Curcumin Supplements and Alzheimer’s
There is a good deal of research indicating that curcumin can help prevent age-related cognitive decline. Sustained low doses of curcumin have been shown to reduce beta-amyloid plaques, which are the hallmark of Alzheimer’s disease. Also, incidence of Alzheimer’s disease is lower in regions where turmeric is commonly used in cooking, like India.
How to Supplement with Turmeric
There are two primary ways that you can supplement with turmeric. You can use turmeric powders in cooking, or you can take a turmeric or curcumin supplement in capsule form.
Turmeric powder used in the kitchen adds flavor and color to all sorts of dishes.
- Turmeric pairs well with ginger.
- It’s a great seasoning for almost any type of fish.
- Try adding turmeric to scrambled eggs.
- It works well with butter as a rub for roasted chicken.
- It adds a great flavor to roasted vegetables such as squash, eggplant and cauliflower.
- You can also buy turmeric teas or add turmeric to your tea.
Turmeric and Curcumin Supplements
Most of the research on turmeric has revolved around curcumin, which is the most active component of the spice. By weight, the curcumin content of turmeric powder is only 3%; that’s not much. The therapeutic dose of curcumin used in most studies is around 2 to 6 grams. It’s basically impossible to eat enough turmeric to ingest that amount of curcumin.
Because it’s difficult to get enough curcumin from turmeric powder, a lot of people turn to curcumin supplements. They are easy to find and not very expensive. Curcumin is not easily absorbed into your cells, but absorption can be greatly improved by combining with black pepper. Look for turmeric supplements that contain pepper or peperine (the active ingredient in black pepper).
As a general rule, 500 milligrams to 2000 milligrams (.5 grams to 2 grams) a day is a good wellness dose of curcumin for preventing inflammation and promoting gut health. Curcumin has been shown to be safe in doses as high as 12 grams a day for 3 months. High doses over long periods of time are not recommended since we don’t have any data on the long-term effects.

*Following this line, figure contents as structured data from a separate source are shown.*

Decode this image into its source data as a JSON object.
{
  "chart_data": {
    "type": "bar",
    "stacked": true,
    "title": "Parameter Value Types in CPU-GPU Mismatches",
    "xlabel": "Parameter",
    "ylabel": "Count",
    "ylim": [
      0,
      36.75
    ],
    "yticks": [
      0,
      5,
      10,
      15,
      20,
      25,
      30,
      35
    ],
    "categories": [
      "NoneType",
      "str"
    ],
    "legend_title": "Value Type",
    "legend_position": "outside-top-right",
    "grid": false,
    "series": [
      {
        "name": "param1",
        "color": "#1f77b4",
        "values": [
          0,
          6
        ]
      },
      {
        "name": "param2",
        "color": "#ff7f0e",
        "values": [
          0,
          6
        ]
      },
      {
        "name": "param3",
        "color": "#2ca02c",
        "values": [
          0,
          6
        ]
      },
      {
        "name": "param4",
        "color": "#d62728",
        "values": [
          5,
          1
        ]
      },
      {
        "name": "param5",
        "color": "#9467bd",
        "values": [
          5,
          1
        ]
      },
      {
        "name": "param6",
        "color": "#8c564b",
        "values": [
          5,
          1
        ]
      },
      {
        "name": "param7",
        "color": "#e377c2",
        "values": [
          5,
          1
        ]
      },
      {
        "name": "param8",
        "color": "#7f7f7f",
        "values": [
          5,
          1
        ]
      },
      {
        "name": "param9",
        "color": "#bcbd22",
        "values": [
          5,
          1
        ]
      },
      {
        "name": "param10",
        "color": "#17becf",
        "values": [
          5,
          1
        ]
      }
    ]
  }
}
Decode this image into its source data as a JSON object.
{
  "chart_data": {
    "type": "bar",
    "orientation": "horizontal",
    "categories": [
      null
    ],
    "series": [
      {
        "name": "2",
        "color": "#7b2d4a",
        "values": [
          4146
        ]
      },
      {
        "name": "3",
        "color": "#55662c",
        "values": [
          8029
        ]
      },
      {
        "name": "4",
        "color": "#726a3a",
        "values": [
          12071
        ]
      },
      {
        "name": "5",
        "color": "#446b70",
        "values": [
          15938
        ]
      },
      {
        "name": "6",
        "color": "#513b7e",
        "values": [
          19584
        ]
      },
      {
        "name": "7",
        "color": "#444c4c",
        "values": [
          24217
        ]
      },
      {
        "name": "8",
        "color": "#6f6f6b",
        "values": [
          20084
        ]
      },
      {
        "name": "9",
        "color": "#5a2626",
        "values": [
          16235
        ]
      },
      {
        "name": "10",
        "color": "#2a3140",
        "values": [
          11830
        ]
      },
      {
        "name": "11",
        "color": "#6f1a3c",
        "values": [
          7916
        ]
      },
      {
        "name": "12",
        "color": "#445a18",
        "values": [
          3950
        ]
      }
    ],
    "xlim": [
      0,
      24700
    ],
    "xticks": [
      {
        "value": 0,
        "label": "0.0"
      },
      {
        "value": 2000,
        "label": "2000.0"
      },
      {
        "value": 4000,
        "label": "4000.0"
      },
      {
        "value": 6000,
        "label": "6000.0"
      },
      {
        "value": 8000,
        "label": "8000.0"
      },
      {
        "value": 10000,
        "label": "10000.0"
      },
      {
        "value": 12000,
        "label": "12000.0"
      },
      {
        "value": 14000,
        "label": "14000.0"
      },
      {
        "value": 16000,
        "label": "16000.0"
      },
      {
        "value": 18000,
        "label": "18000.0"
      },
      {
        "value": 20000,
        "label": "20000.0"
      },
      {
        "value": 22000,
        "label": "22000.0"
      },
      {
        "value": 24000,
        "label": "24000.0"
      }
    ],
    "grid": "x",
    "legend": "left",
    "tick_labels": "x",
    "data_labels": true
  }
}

Also, curcumin is a potential anticoagulant, so anyone taking prescription anticoagulants should check with their physician before supplementing.
There are some specific brands of turmeric curcumin that we like and recommend. Thorne, Jarrow, and Now each make a very good Curcumin Phytosome (Meriva). The difference between a curcumin phytosome supplement and a regular curcumin supplement is bioavailability—that is, how curcumin is absorbed by your cells. In a human study comparing Meriva absorption to regular curcumin, Meriva was shown to have an 18-fold higher absorption rate than standard curcumin.
But a brand of curcumin that we are particularly fond of is Qunol. Their method of improving turmeric absorption involves combining turmeric with a carbohydrate molecule that surrounds it. This allows the turmeric to disperse in water, greatly increasing its absorption by your body. An independent study found their method created a 40-fold increase in turmeric absorption.
While curcumin is definitely the most prominent medicinal compound in turmeric, there are many others that contribute to health improvements as well. Incidence of cancer in India and other countries that use a lot of turmeric suggests that a low, regular dose could be beneficial.
If you are interested in the health benefits of this amazing spice, regular supplementation along with flavoring your foods may be the way to go. As always, if you are considering taking this supplement, consult with your physician first.